Implications for distributed systems:

Reliability at the network layer doesn't guarantee end-to-end reliability
Exactly-once delivery must be implemented at the application level
Idempotent operations are a practical application of this principle

Fallacies of Distributed Computing

Peter Deutsch and James Gosling identified eight false assumptions developers make:

1. The network is reliable           ──> packets drop, links fail
2. Latency is zero                   ──> speed of light is finite
3. Bandwidth is infinite             ──> congestion is real
4. The network is secure             ──> adversaries exist
5. Topology doesn't change           ──> nodes join/leave/move
6. There is one administrator        ──> organizational boundaries
7. Transport cost is zero            ──> serialization, encryption
8. The network is homogeneous        ──> mixed hardware/software

Practical Impact

// Fallacy #1 & #2: Assuming reliable, zero-latency network
// BAD: Synchronous call chain
PROCEDURE GET_USER_PROFILE(user_id) → Profile or error
    user ← user_service.GET(user_id)        // network call
    prefs ← pref_service.GET(user_id)       // network call
    history ← history_service.GET(user_id)  // network call
    // Total latency = sum of all three calls
    // Any failure = total failure
    RETURN Profile(user, prefs, history)

// BETTER: Parallel calls with timeouts and fallbacks
ASYNC PROCEDURE GET_USER_PROFILE(user_id) → Profile or error
    (user, prefs, history) ← AWAIT ALL IN PARALLEL(
        TIMEOUT(200 ms, user_service.GET(user_id)),
        TIMEOUT(200 ms, pref_service.GET(user_id)),
        TIMEOUT(200 ms, history_service.GET(user_id))
    )

    RETURN Profile(
        user ← user (required, propagate error),
        prefs ← prefs OR DEFAULT_PREFERENCES,
        history ← history OR empty list
    )

CAP Theorem Connection

The system models directly inform the CAP theorem (Brewer, 2000):

        Consistency
           /\
          /  \
         / CP \        CA systems assume no partitions
        /──────\       (single-node databases)
       /        \
      / You pick \     CP: consistent but may be unavailable
     /   two      \        during partitions (ZooKeeper, etcd)
    /              \
   /________________\  AP: available but may return stale data
  Availability ── Partition      during partitions (Cassandra, DynamoDB)
                 Tolerance

Since partitions are inevitable in distributed systems,
the real choice is between CP and AP.

Real-World Applications

System	Model	Failure Assumption	Trade-off
etcd/Raft	Partial sync	Crash-recovery, f < n/2	CP: strong consistency
Cassandra	Async	Crash, tunable quorum	AP: high availability
Bitcoin	Async	Byzantine, f < n/3 (hash power)	Probabilistic finality
Spanner	Partial sync	Crash, f < n/2 + TrueTime	CP: external consistency
PBFT	Partial sync	Byzantine, f < n/3	CP: BFT consensus

Key Takeaways

The synchronous model is too strong for real systems; the asynchronous model is too weak for useful guarantees.
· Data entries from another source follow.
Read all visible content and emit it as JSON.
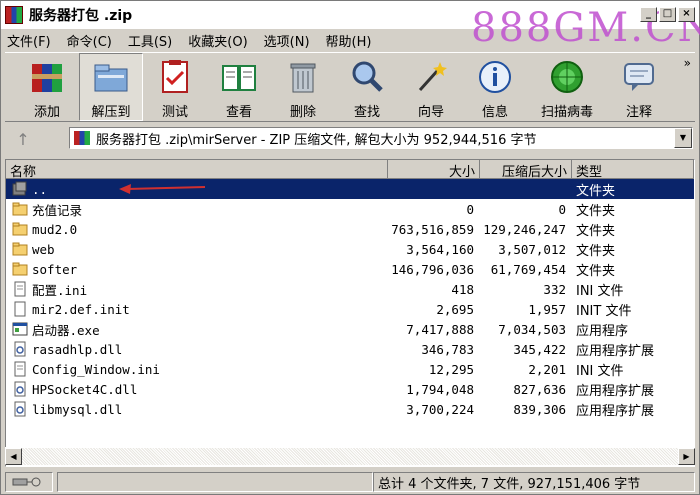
{
  "window": {
    "title": "服务器打包 .zip",
    "watermark": "888GM.CN",
    "minimize_label": "_",
    "maximize_label": "□",
    "close_label": "×"
  },
  "menu": [
    "文件(F)",
    "命令(C)",
    "工具(S)",
    "收藏夹(O)",
    "选项(N)",
    "帮助(H)"
  ],
  "toolbar": {
    "tools": [
      {
        "label": "添加",
        "icon": "add-archive-icon"
      },
      {
        "label": "解压到",
        "icon": "extract-to-icon"
      },
      {
        "label": "测试",
        "icon": "test-icon"
      },
      {
        "label": "查看",
        "icon": "view-book-icon"
      },
      {
        "label": "删除",
        "icon": "trash-icon"
      },
      {
        "label": "查找",
        "icon": "magnifier-icon"
      },
      {
        "label": "向导",
        "icon": "wizard-wand-icon"
      },
      {
        "label": "信息",
        "icon": "info-icon"
      },
      {
        "label": "扫描病毒",
        "icon": "virus-scan-icon"
      },
      {
        "label": "注释",
        "icon": "comment-icon"
      }
    ],
    "more": "»"
  },
  "address": {
    "up_label": "↑",
    "path": "服务器打包 .zip\\mirServer - ZIP 压缩文件, 解包大小为 952,944,516 字节"
  },
  "columns": {
    "name": "名称",
    "size": "大小",
    "packed": "压缩后大小",
    "type": "类型"
  },
  "rows": [
    {
      "name": "..",
      "size": "",
      "packed": "",
      "type": "文件夹",
      "icon": "up-folder-icon",
      "selected": true
    },
    {
      "name": "充值记录",
      "size": "0",
      "packed": "0",
      "type": "文件夹",
      "icon": "folder-icon"
    },
    {
      "name": "mud2.0",
      "size": "763,516,859",
      "packed": "129,246,247",
      "type": "文件夹",
      "icon": "folder-icon"
    },
    {
      "name": "web",
      "size": "3,564,160",
      "packed": "3,507,012",
      "type": "文件夹",
      "icon": "folder-icon"
    },
    {
      "name": "softer",
      "size": "146,796,036",
      "packed": "61,769,454",
      "type": "文件夹",
      "icon": "folder-icon"
    },
    {
      "name": "配置.ini",
      "size": "418",
      "packed": "332",
      "type": "INI 文件",
      "icon": "ini-file-icon"
    },
    {
      "name": "mir2.def.init",
      "size": "2,695",
      "packed": "1,957",
      "type": "INIT 文件",
      "icon": "file-icon"
    },
    {
      "name": "启动器.exe",
      "size": "7,417,888",
      "packed": "7,034,503",
      "type": "应用程序",
      "icon": "exe-icon"
    },
    {
      "name": "rasadhlp.dll",
      "size": "346,783",
      "packed": "345,422",
      "type": "应用程序扩展",
      "icon": "dll-icon"
    },
    {
      "name": "Config_Window.ini",
      "size": "12,295",
      "packed": "2,201",
      "type": "INI 文件",
      "icon": "ini-file-icon"
    },
    {
      "name": "HPSocket4C.dll",
      "size": "1,794,048",
      "packed": "827,636",
      "type": "应用程序扩展",
      "icon": "dll-icon"
    },
    {
      "name": "libmysql.dll",
      "size": "3,700,224",
      "packed": "839,306",
      "type": "应用程序扩展",
      "icon": "dll-icon"
    }
  ],
  "status": {
    "summary": "总计 4 个文件夹, 7 文件, 927,151,406 字节"
  },
  "colors": {
    "selection": "#0a246a",
    "annotation_arrow": "#d03030",
    "watermark": "#c050d0"
  }
}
Partial synchrony is the sweet spot.
FLP says deterministic async consensus is impossible with even one crash -- but practical systems sidestep this with timeouts, randomization, or partial synchrony.
The two generals problem shows that perfect agreement over unreliable channels is impossible; systems must tolerate uncertainty.
Design for the fallacies: assume everything fails, add timeouts, retries, and graceful degradation from the start.